Net olan şu; bu benim filmim o
yüzden hiçbir şey esirgemiyorum. Görüntü yönetmeni ben değilim ben anlamam
teknikten falan. Ben yazdım, ben yönetiyorum. Görüntü yönetmeninden istediğim
şu:
Bu karakterin hayata son bakışını
göstereceğiz. Forum durağından itibaren başlayacak otobüsün yolculuğu, ayrıca Mersinin
ince bir tanıtımı olacak.
Bunun içinde
esas ve zor nokta, tamıtamına kameranın benim gözlerimden görmesi.
Zor olmaz
diyor. Kabul etmiyorum. Bayağı bir tartışma çıkıyor. Çok pahalı böyle bir film
için kimse para vermez, diyor. Hemen yolda tabelası görünen herkesten sponsor
olmalarını istemesi teklifini düşünüyorum, mantıklı. Birkaç nokta daha var; karakterin
hayatının bu kadar alt üst olmasını finalde görmemiz gerekiyor. Bu sebeple;
otobüs camından kamera benim gözlerimden bakmaya devam ettikçe apartmandaki
ışıkların hepsi açıkken birden kapanacak, birazdan başka apartmanda ışıklar
açıkken otobüs yetişmeden onlar da sönecek, sonra diğeri, diğeri, bu şekilde
devam edecek, ışıklar söndükçe LP, dingin bir müzikte ve elbette şarkı birkaç
kere çalacak. Ayrıca bir daha
tekrarlıyorum benim gözlerimin gördüğü gibi.

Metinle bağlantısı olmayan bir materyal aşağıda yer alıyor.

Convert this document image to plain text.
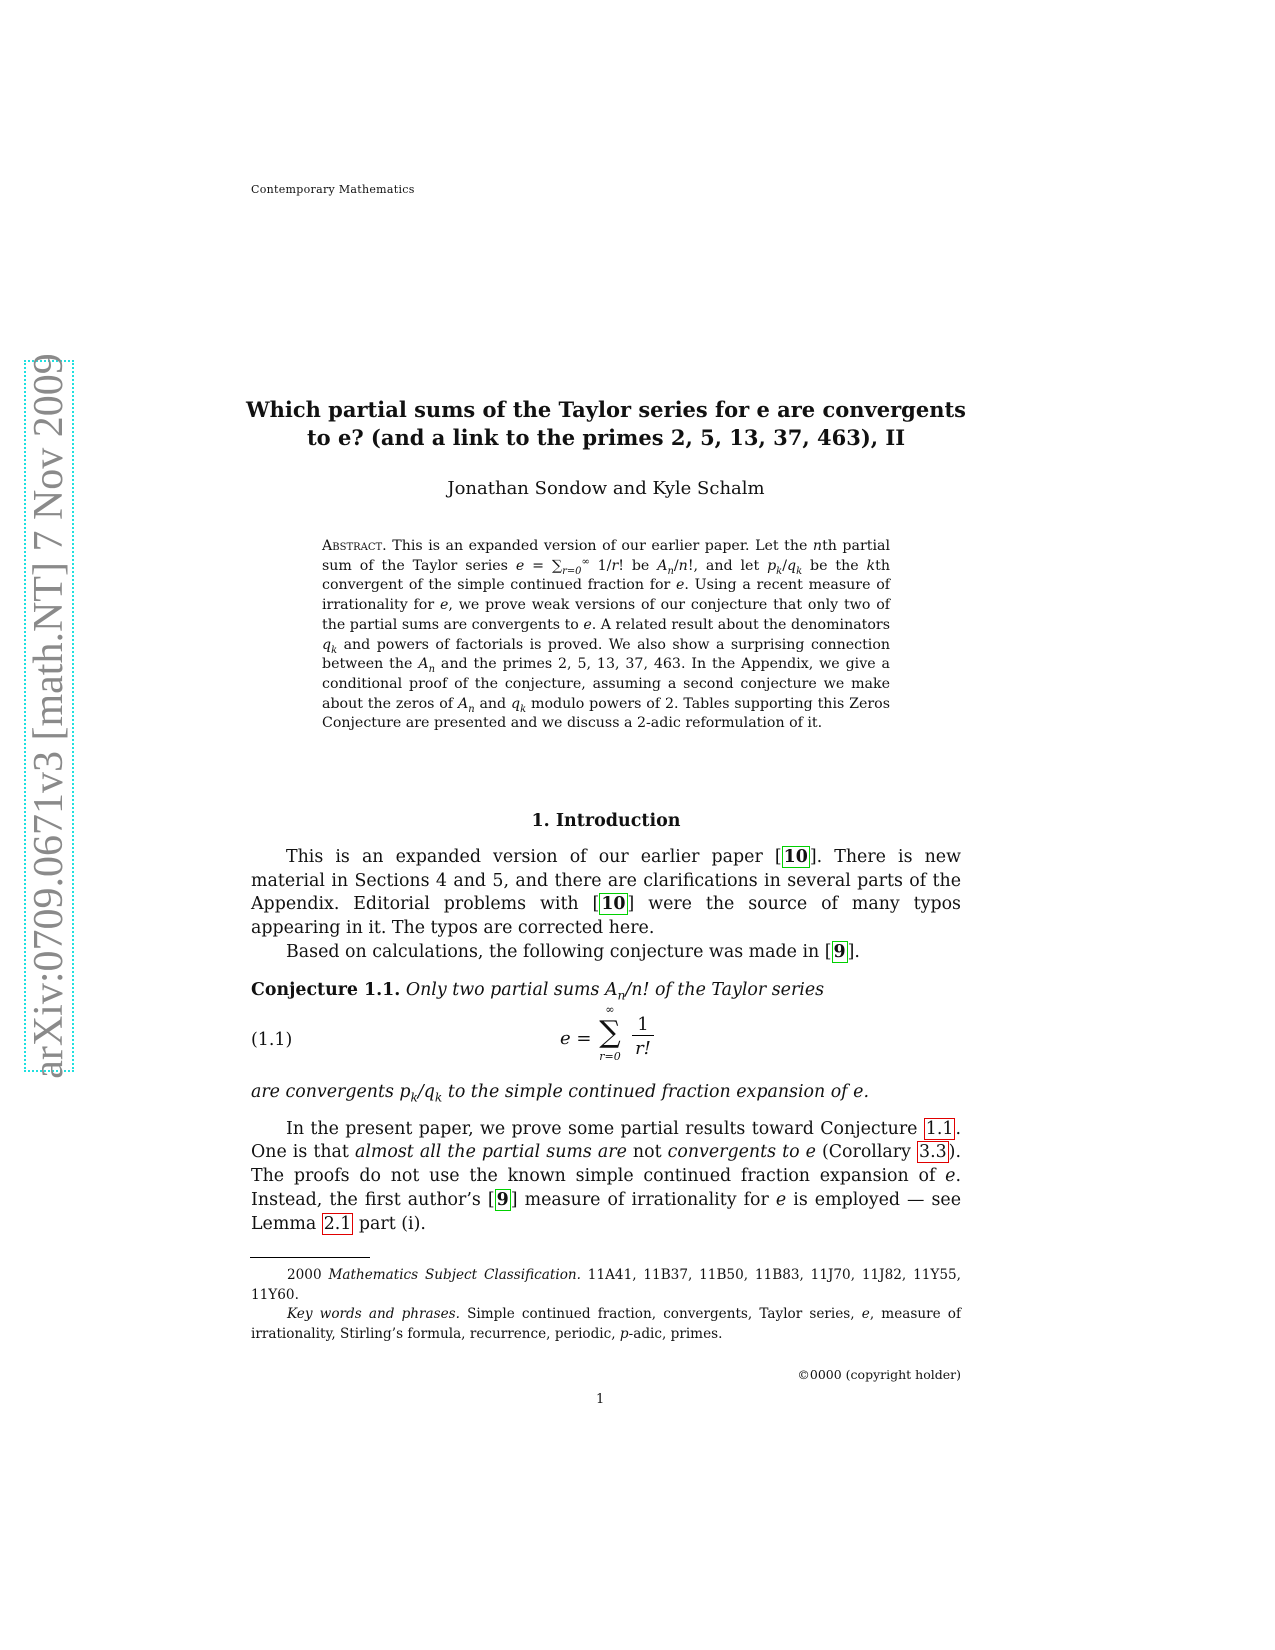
Contemporary Mathematics
arXiv:0709.0671v3 [math.NT] 7 Nov 2009	Which partial sums of the Taylor series for e are convergents
to e? (and a link to the primes 2, 5, 13, 37, 463), II
Jonathan Sondow and Kyle Schalm
Abstract. This is an expanded version of our earlier paper. Let the nth partial sum of the Taylor series $e = \sum_{r=0}^\infty$ 1/r! be $A_n/n$!, and let $p_k/q_k$ be the kth convergent of the simple continued fraction for e. Using a recent measure of irrationality for e, we prove weak versions of our conjecture that only two of the partial sums are convergents to e. A related result about the denominators $q_k$ and powers of factorials is proved. We also show a surprising connection between the $A_n$ and the primes 2, 5, 13, 37, 463. In the Appendix, we give a conditional proof of the conjecture, assuming a second conjecture we make about the zeros of $A_n$ and $q_k$ modulo powers of 2. Tables supporting this Zeros Conjecture are presented and we discuss a 2-adic reformulation of it.
1. Introduction

This is an expanded version of our earlier paper [ 10 ]. There is new material in Sections 4 and 5, and there are clarifications in several parts of the Appendix. Editorial problems with [ 10 ] were the source of many typos appearing in it. The typos are corrected here.

Based on calculations, the following conjecture was made in [ 9 ].

Conjecture 1.1. Only two partial sums $A_n/n$! of the Taylor series

(1.1)	e =
∞
∑
r=0
1
r!

are convergents $p_k/q_k$ to the simple continued fraction expansion of e.

In the present paper, we prove some partial results toward Conjecture 1.1 . One is that almost all the partial sums are not convergents to e (Corollary 3.3 ). The proofs do not use the known simple continued fraction expansion of e. Instead, the first author’s [ 9 ] measure of irrationality for e is employed — see Lemma 2.1 part (i).

2000 Mathematics Subject Classification. 11A41, 11B37, 11B50, 11B83, 11J70, 11J82, 11Y55, 11Y60.

Key words and phrases. Simple continued fraction, convergents, Taylor series, e, measure of irrationality, Stirling’s formula, recurrence, periodic, p-adic, primes.

©0000 (copyright holder)
1
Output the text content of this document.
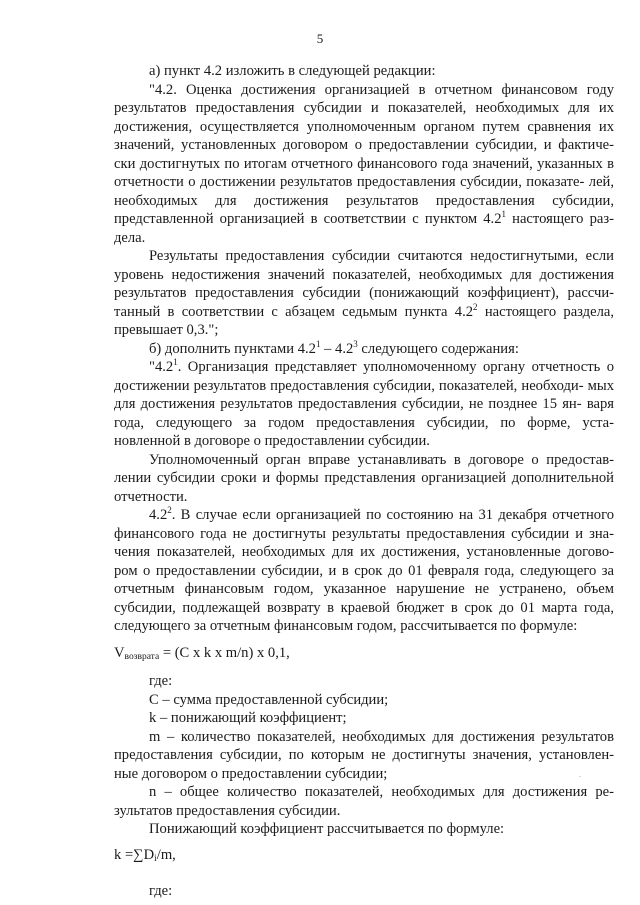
5

а) пункт 4.2 изложить в следующей редакции:

"4.2. Оценка достижения организацией в отчетном финансовом году результатов предоставления субсидии и показателей, необходимых для их достижения, осуществляется уполномоченным органом путем сравнения их значений, установленных договором о предоставлении субсидии, и фактиче- ски достигнутых по итогам отчетного финансового года значений, указанных в отчетности о достижении результатов предоставления субсидии, показате- лей, необходимых для достижения результатов предоставления субсидии, представленной организацией в соответствии с пунктом $4.2^1$ настоящего раз- дела.

Результаты предоставления субсидии считаются недостигнутыми, если уровень недостижения значений показателей, необходимых для достижения результатов предоставления субсидии (понижающий коэффициент), рассчи- танный в соответствии с абзацем седьмым пункта $4.2^2$ настоящего раздела, превышает 0,3.";

б) дополнить пунктами $4.2^1 - 4.2^3$ следующего содержания:

"$4.2^1$. Организация представляет уполномоченному органу отчетность о достижении результатов предоставления субсидии, показателей, необходи- мых для достижения результатов предоставления субсидии, не позднее 15 ян- варя года, следующего за годом предоставления субсидии, по форме, уста- новленной в договоре о предоставлении субсидии.

Уполномоченный орган вправе устанавливать в договоре о предостав- лении субсидии сроки и формы представления организацией дополнительной отчетности.

$4.2^2$. В случае если организацией по состоянию на 31 декабря отчетного финансового года не достигнуты результаты предоставления субсидии и зна- чения показателей, необходимых для их достижения, установленные догово- ром о предоставлении субсидии, и в срок до 01 февраля года, следующего за отчетным финансовым годом, указанное нарушение не устранено, объем субсидии, подлежащей возврату в краевой бюджет в срок до 01 марта года, следующего за отчетным финансовым годом, рассчитывается по формуле:

$V_{возврата} = (С$ x k x m/n) x 0,1,

где:

С – сумма предоставленной субсидии;

k – понижающий коэффициент;

m – количество показателей, необходимых для достижения результатов предоставления субсидии, по которым не достигнуты значения, установлен- ные договором о предоставлении субсидии;

n – общее количество показателей, необходимых для достижения ре- зультатов предоставления субсидии.

Понижающий коэффициент рассчитывается по формуле:

$k =\sum D_i/m$,

где:

.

Bir insanın, kameranın değil; ama
araç kamera gerisini görüntü yönetmeni düşünsün. Boşuna mı onu seçtim!
Sonrası şu ki bir seyirci kaç
dakika buna dayanabilir. Hemen yanıtlıyorum, dayanır. Yol 17 dakika. Çekim tek noktadan değil yol, cam, karakterin
donuk ve gittikçe ağlamaklı ve sert ifadesi, onca yaşanmışlık, meraklı bir
bekleyiş, her durakta durduğunda otobüsten inme ihtimali ve nereye gidiyor
sorusu. Daha önce bu yolu kullanmadı.
17 dakika yolculuk devam etti. Tam 17.
Dakikadayız. Durağa az var. Şarkı dinginleşerek alttan yükselişe geçmek için
hazırlanıyor. Karakter yerinden kalktı. Kapıya yöneldi, müzikle aynı ritimde
ilerliyor. Otobüs durdu. Kapılar açıldı. Boş bir yol. Karşıya geçildi. Koşar
adım. Müzik, coşkun noktasına öyle bir ulaştı ki insan sesini bekliyor.
Karakter markete girdi. Sigara istedi, aldı.( sessiz oynanıyor)kredi kartı
çıkardı. Tekel, kabul etmedi. Sigarayı bıraktı. Kaldırıma çıktı.
LP,
son uzun çıkışını yaparken karakter ellerini açarak bağırmaya başladı aynı
tondalar.
Bir daha baterinin hızıyla sahile doğru inmeye başladı. Başka bir
tekel, aldı sigarayı bu sefer. İçinden bir dal çıkarıp yaktı. Koşar adım sahile
inmeye başladı. Artık denizle kendisi arasında sadece yol var.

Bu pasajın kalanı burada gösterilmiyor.